Hmmm...interesting.  I'm just glad someone read this, so all of my typing didn't fall on deaf ears...or in our case, not seen by blind eyes.


----------



## Studawg170

Thanks....Had two cans in my pocket one August  and the other May

And I purchased both of them today


----------



## bpryor

Tomahawk1088 said:


> Interesting. I read an article about how that was done with beer. Also, people say the number on the bottom of the Grizz can is the quality of the dip with 0 the best and higher numbers worse.



i've never believed that personally. its grizzly, so its never gonna be high quality, but if it were, why would they put that on the can? and i had cans that tasted the same, had the same effect, but the numbers were opposite. thats just my opinion though lol


----------



## scandmx5

Studawg170 said:


> Thanks....Had two cans in my pocket one August  and the other May
> 
> And I purchased both of them today



Good deal, well dry dip but now you know....this should be a sticky hahah


----------



## willc2412

Thats why I dip copenhagen its easy to tell how fresh it is


----------



## Core Lokt

Sept 2012 for mine. That seems pretty dang fresh!!!


----------



## scandmx5

Core Lokt said:


> Sept 2012 for mine. That seems pretty dang fresh!!!



Beings how some of us have May and August, I'd say yeah! lol


----------



## dipperdandy

*grizzly dates (dry grizzly)*

Of course all would like Grizzly to be moist all the time. However that is not always the case. I solved it by following what my Grandfather did. He was a tobacco farmer most of his life. He used tobacco in every form. He rolled his own whether cigarettes, cigars, pipe, chew or dip.
As a young man I remember there was always a few twists hanging near the fireplace. To keep his pouch tobacco moist he would trim a small piece of apple and insert it in with the tobacco. I don't care that much for apples so a very small splash of diet Pepsi or coffee keeps mine moist to the end of the can.


----------



## Hooked On Quack

digging up some bonezzzzzzzzz...


----------



## nickel back

dipperdandy said:


> Of course all would like Grizzly to be moist all the time. However that is not always the case. I solved it by following what my Grandfather did. He was a tobacco farmer most of his life. He used tobacco in every form. He rolled his own whether cigarettes, cigars, pipe, chew or dip.
> As a young man I remember there was always a few twists hanging near the fireplace. To keep his pouch tobacco moist he would trim a small piece of apple and insert it in with the tobacco. I don't care that much for apples so a very small splash of diet Pepsi or coffee keeps mine moist to the end of the can.

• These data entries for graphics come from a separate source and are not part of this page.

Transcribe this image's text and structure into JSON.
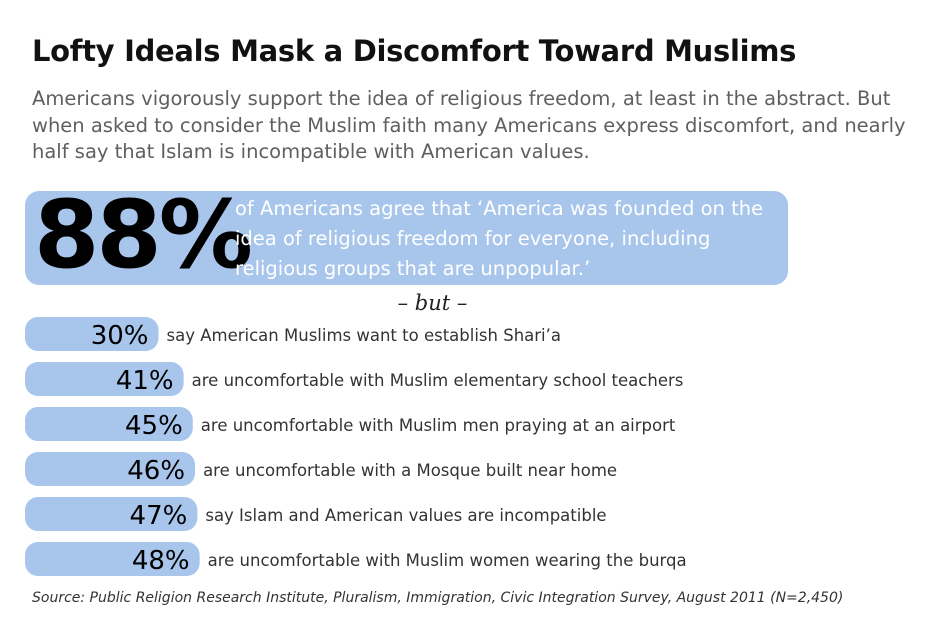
{
  "title": "Lofty Ideals Mask a Discomfort Toward Muslims",
  "subtitle": "Americans vigorously support the idea of religious freedom, at least in the abstract. But when asked to consider the Muslim faith many Americans express discomfort, and nearly half say that Islam is incompatible with American values.",
  "hero": {
    "value_label": "88%",
    "text": "of Americans agree that ‘America was founded on the idea of religious freedom for everyone, including religious groups that are unpopular.’"
  },
  "separator": "– but –",
  "source": "Source: Public Religion Research Institute, Pluralism, Immigration, Civic Integration Survey, August 2011 (N=2,450)",
  "colors": {
    "bar": "#a8c5ec",
    "text": "#000000",
    "label": "#333333"
  },
  "chart_data": {
    "type": "bar",
    "orientation": "horizontal",
    "headline": {
      "value": 88,
      "label": "88%"
    },
    "categories": [
      "say American Muslims want to establish Shari’a",
      "are uncomfortable with Muslim elementary school teachers",
      "are uncomfortable with Muslim men praying at an airport",
      "are uncomfortable with a Mosque built near home",
      "say Islam and American values are incompatible",
      "are uncomfortable with Muslim women wearing the burqa"
    ],
    "values": [
      30,
      41,
      45,
      46,
      47,
      48
    ],
    "value_labels": [
      "30%",
      "41%",
      "45%",
      "46%",
      "47%",
      "48%"
    ],
    "xlim": [
      0,
      100
    ],
    "grid": false,
    "legend": "none"
  }
}
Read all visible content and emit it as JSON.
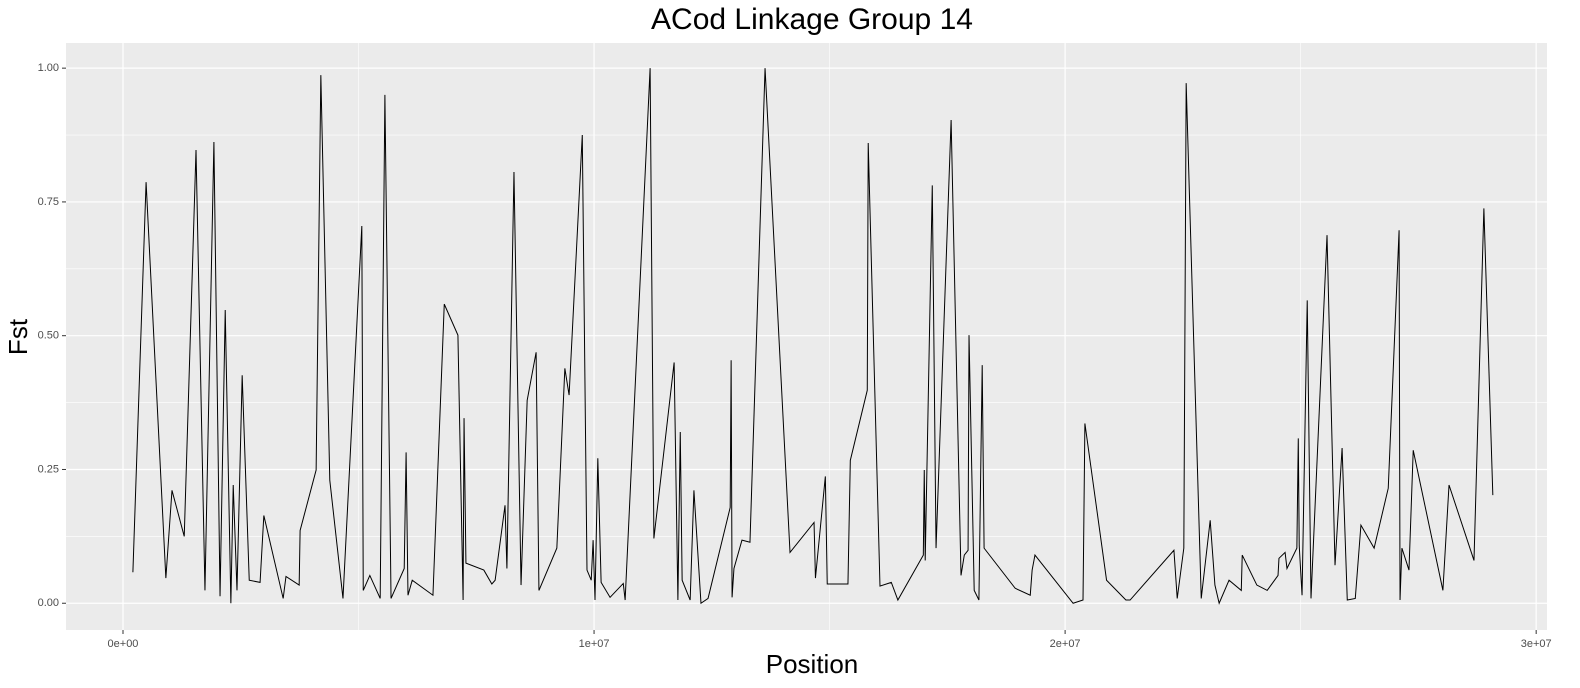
{
  "chart_data": {
    "type": "line",
    "title": "ACod Linkage Group 14",
    "x_label": "Position",
    "y_label": "Fst",
    "color": "#000000",
    "grid": true,
    "panel_color": "#ebebeb",
    "xlim": [
      -1210000,
      30230000
    ],
    "ylim": [
      -0.05,
      1.047
    ],
    "xticks": [
      {
        "value": 0,
        "label": "0e+00"
      },
      {
        "value": 10000000,
        "label": "1e+07"
      },
      {
        "value": 20000000,
        "label": "2e+07"
      },
      {
        "value": 30000000,
        "label": "3e+07"
      }
    ],
    "yticks": [
      {
        "value": 0,
        "label": "0.00"
      },
      {
        "value": 0.25,
        "label": "0.25"
      },
      {
        "value": 0.5,
        "label": "0.50"
      },
      {
        "value": 0.75,
        "label": "0.75"
      },
      {
        "value": 1,
        "label": "1.00"
      }
    ],
    "x": [
      210000,
      490000,
      910000,
      1040000,
      1300000,
      1550000,
      1740000,
      1930000,
      2060000,
      2170000,
      2290000,
      2340000,
      2420000,
      2530000,
      2680000,
      2910000,
      2990000,
      3400000,
      3460000,
      3740000,
      3760000,
      4100000,
      4200000,
      4390000,
      4670000,
      5070000,
      5100000,
      5240000,
      5460000,
      5560000,
      5690000,
      5970000,
      6010000,
      6050000,
      6140000,
      6580000,
      6820000,
      7110000,
      7220000,
      7240000,
      7280000,
      7660000,
      7830000,
      7900000,
      8110000,
      8150000,
      8300000,
      8450000,
      8580000,
      8770000,
      8830000,
      9210000,
      9380000,
      9470000,
      9750000,
      9850000,
      9940000,
      9980000,
      10020000,
      10080000,
      10150000,
      10340000,
      10620000,
      10660000,
      11190000,
      11270000,
      11700000,
      11780000,
      11830000,
      11870000,
      12040000,
      12120000,
      12270000,
      12420000,
      12890000,
      12910000,
      12930000,
      12970000,
      13140000,
      13310000,
      13630000,
      14160000,
      14670000,
      14700000,
      14910000,
      14950000,
      15390000,
      15440000,
      15800000,
      15820000,
      16070000,
      16310000,
      16450000,
      16990000,
      17010000,
      17030000,
      17180000,
      17260000,
      17580000,
      17790000,
      17860000,
      17940000,
      17960000,
      18070000,
      18170000,
      18240000,
      18280000,
      18940000,
      19260000,
      19300000,
      19360000,
      20170000,
      20380000,
      20420000,
      20880000,
      21290000,
      21380000,
      22310000,
      22380000,
      22520000,
      22570000,
      22890000,
      23080000,
      23180000,
      23270000,
      23480000,
      23740000,
      23760000,
      24070000,
      24290000,
      24520000,
      24540000,
      24670000,
      24710000,
      24920000,
      24950000,
      24970000,
      25030000,
      25140000,
      25220000,
      25560000,
      25730000,
      25880000,
      25990000,
      26160000,
      26280000,
      26560000,
      26860000,
      27090000,
      27110000,
      27150000,
      27300000,
      27390000,
      28020000,
      28150000,
      28680000,
      28890000,
      29080000
    ],
    "values": [
      0.058,
      0.787,
      0.047,
      0.211,
      0.125,
      0.847,
      0.024,
      0.862,
      0.013,
      0.548,
      0.0,
      0.221,
      0.024,
      0.426,
      0.043,
      0.039,
      0.164,
      0.009,
      0.05,
      0.034,
      0.136,
      0.249,
      0.987,
      0.23,
      0.009,
      0.705,
      0.024,
      0.052,
      0.009,
      0.95,
      0.009,
      0.065,
      0.282,
      0.015,
      0.043,
      0.015,
      0.559,
      0.501,
      0.006,
      0.346,
      0.075,
      0.062,
      0.036,
      0.043,
      0.183,
      0.065,
      0.806,
      0.034,
      0.379,
      0.469,
      0.024,
      0.103,
      0.439,
      0.389,
      0.875,
      0.062,
      0.043,
      0.118,
      0.006,
      0.271,
      0.039,
      0.011,
      0.037,
      0.006,
      1.0,
      0.121,
      0.45,
      0.006,
      0.32,
      0.043,
      0.006,
      0.211,
      0.0,
      0.009,
      0.179,
      0.454,
      0.011,
      0.065,
      0.118,
      0.114,
      1.0,
      0.095,
      0.151,
      0.047,
      0.237,
      0.036,
      0.036,
      0.267,
      0.398,
      0.86,
      0.032,
      0.039,
      0.006,
      0.09,
      0.249,
      0.08,
      0.781,
      0.103,
      0.903,
      0.052,
      0.09,
      0.099,
      0.501,
      0.024,
      0.006,
      0.445,
      0.103,
      0.028,
      0.015,
      0.062,
      0.09,
      0.0,
      0.006,
      0.336,
      0.043,
      0.006,
      0.006,
      0.099,
      0.009,
      0.103,
      0.972,
      0.009,
      0.155,
      0.034,
      0.0,
      0.043,
      0.024,
      0.09,
      0.034,
      0.024,
      0.052,
      0.084,
      0.095,
      0.065,
      0.103,
      0.308,
      0.108,
      0.015,
      0.566,
      0.009,
      0.688,
      0.071,
      0.29,
      0.006,
      0.009,
      0.146,
      0.103,
      0.215,
      0.697,
      0.006,
      0.103,
      0.062,
      0.286,
      0.024,
      0.221,
      0.08,
      0.738,
      0.202
    ]
  }
}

he dug this one up for his 1st post


----------



## Da Possum

great post


----------



## T.P.

Mine says august.


----------



## bigdaddyga

Dipping is nasty! I wish my girlfriend would kick the habit...


----------



## Wycliff




----------



## Fuzzy D Fellers

We had a dipping conasaur on here.. He did a youtube about floaters and such.


----------



## oops1

Migmack said:


> We had a dipping conasaur on here.. He did a youtube about floaters and such.



Nobody likes a floater.. They're major BC


----------



## mark-7mag

Hey ole buddy!


----------



## mattech

Good tip


----------



## mark-7mag

Migmack said:


> We had a dipping conasaur on here.. He did a youtube about floaters and such.



Wasn't that Quack's young-un?


----------



## oops1

mark-7mag said:


> Wasn't that Quack's young-un?



I don't think so... Seth did like to say BC


----------



## Kdad

oops1 said:


> I don't think so... Seth did like to say BC
> 
> Yeah but isn't everything Quack sez BC? Jus wundren...


----------



## Da Possum

oops1 said:


> I don't think so... Seth did like to say BC



why would anyone like to Black Cat????


----------



## Da Possum

don't make no sense


----------



## Da Possum

we need to flop this one


----------



## Fuzzy D Fellers

Flop...


----------